La guerra. Una condizione che sembra affare di un altro stato, di altri luoghi. Uno spettacolo violento che riguarda popolazioni lontane, di cui raccogliamo testimonianze attraverso i media o dai racconti di chi supera viaggi inenarrabili, qualcuno che ha altri ceppi linguistici, un altro colore della pelle. 

Raramente sfiora il pensiero che il mondo vive una condizione di guerra permanente, una corsa agli armamenti, all’espansionismo, all’egemonia. Ci sono la Siria, lo Yemen, l’Afghanistan. I conflitti in Nigeria, Sudan, Etiopia. Ci sono le guerre condotte dai governanti contro parte della propria popolazione; la Turchia, il Marocco. 

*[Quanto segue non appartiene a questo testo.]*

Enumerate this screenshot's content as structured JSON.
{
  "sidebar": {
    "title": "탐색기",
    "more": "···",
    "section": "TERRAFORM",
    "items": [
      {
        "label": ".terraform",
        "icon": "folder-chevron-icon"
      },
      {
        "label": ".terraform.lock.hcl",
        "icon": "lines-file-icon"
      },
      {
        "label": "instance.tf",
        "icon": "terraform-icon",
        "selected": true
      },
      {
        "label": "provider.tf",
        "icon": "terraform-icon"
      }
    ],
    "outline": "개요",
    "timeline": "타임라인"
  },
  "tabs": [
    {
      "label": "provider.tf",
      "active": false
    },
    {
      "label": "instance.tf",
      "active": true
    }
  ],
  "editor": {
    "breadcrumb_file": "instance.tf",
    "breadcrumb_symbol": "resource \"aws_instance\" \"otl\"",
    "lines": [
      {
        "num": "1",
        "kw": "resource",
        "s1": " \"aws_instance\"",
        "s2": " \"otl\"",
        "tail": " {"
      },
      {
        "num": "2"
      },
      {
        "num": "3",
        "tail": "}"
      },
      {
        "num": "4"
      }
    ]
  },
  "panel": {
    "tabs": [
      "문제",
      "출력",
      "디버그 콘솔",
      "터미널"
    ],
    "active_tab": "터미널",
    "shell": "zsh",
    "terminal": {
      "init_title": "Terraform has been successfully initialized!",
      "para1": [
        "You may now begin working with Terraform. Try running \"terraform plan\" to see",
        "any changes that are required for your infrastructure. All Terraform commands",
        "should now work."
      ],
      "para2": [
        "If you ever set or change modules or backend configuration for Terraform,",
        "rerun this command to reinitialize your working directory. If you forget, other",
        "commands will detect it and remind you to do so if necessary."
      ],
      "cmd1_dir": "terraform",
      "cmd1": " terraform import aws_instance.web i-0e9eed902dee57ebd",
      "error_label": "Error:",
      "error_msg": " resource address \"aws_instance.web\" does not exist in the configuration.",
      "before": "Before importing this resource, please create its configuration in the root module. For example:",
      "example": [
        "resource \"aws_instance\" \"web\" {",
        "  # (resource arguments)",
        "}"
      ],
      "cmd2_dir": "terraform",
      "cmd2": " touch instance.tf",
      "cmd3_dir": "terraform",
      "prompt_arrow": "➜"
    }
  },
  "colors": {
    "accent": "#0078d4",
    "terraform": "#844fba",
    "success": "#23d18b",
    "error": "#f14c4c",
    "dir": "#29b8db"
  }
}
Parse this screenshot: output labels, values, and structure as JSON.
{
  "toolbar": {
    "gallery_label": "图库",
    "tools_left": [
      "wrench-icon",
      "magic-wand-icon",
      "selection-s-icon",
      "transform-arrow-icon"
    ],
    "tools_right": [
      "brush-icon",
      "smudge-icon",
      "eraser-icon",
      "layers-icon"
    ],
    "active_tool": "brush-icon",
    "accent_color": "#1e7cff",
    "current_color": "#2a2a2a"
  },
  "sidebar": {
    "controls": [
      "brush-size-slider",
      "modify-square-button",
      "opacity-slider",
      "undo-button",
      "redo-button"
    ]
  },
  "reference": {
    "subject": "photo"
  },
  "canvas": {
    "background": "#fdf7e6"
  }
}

C’è l’Ucraina. Molto è stato scritto, molto viene detto sulla legittimità delle pretese ucraine o russe sulla regione al centro del conflitto. URSS, Rus di Kiev. Le responsabilità della NATO e la corsa al controllo di territori strategici, storie che cercano di giustificare la ricerca d’egemonia. Non sono queste righe, non siamo noi da questo piccolo lembo di terra della pianura padana che dobbiamo pontificare sulla storia. 

Quel che sappiamo, quel che dobbiamo dire è che la guerra tra stati uccide quelli come noi. Uccide i civili, li costringe ad uccidere in nome della fame di potere di pochi, in nome di equilibri geopolitici che non guardano al benessere delle popolazioni coinvolte, né che si vinca né che si perda. Quel che possiamo dire è che si utilizza la retorica dell’appartenenza nazionale per giustificare una guerra che ha ben altri interessi e ben altri scenari. Il 40% del gas europeo arriva da Mosca, le dichiarazioni della Germania sullo stop alla realizzazione del gasdotto North Stream 2 non sminuiscono le motivazioni economiche che spingono allo scontro tra NATO e Russia. C’è di mezzo una corsa alla leadership globale, di cui le vittime si conteranno tra la popolazione civile. Fomentata da un nazionalismo inculcato a furia di una propaganda che trova il nemico sempre nell’altro. Per gli ucraini la Russia, per i paesi membri della Nato la Russia, per i russi l’Ucraina e i paesi che l’appoggiano. In questo risiko che copre gran parte del globo la narrazione è distorta, con le tv italiane che danno spazio a militanti di battaglioni dichiaratamente neonazisti passati per comuni cittadini impegnati nella difesa dei propri connazionali, e lo stesso accade nella retorica utilizzata da Putin.

Non siamo storici, non siamo grandi strateghi o competenti in materia militare. Ma sappiamo che le guerre tra stati, tra blocchi di potenze lasciano sul campo migliaia di vittime. Sia quando la guerra è guerreggiata, sia quando è evocata.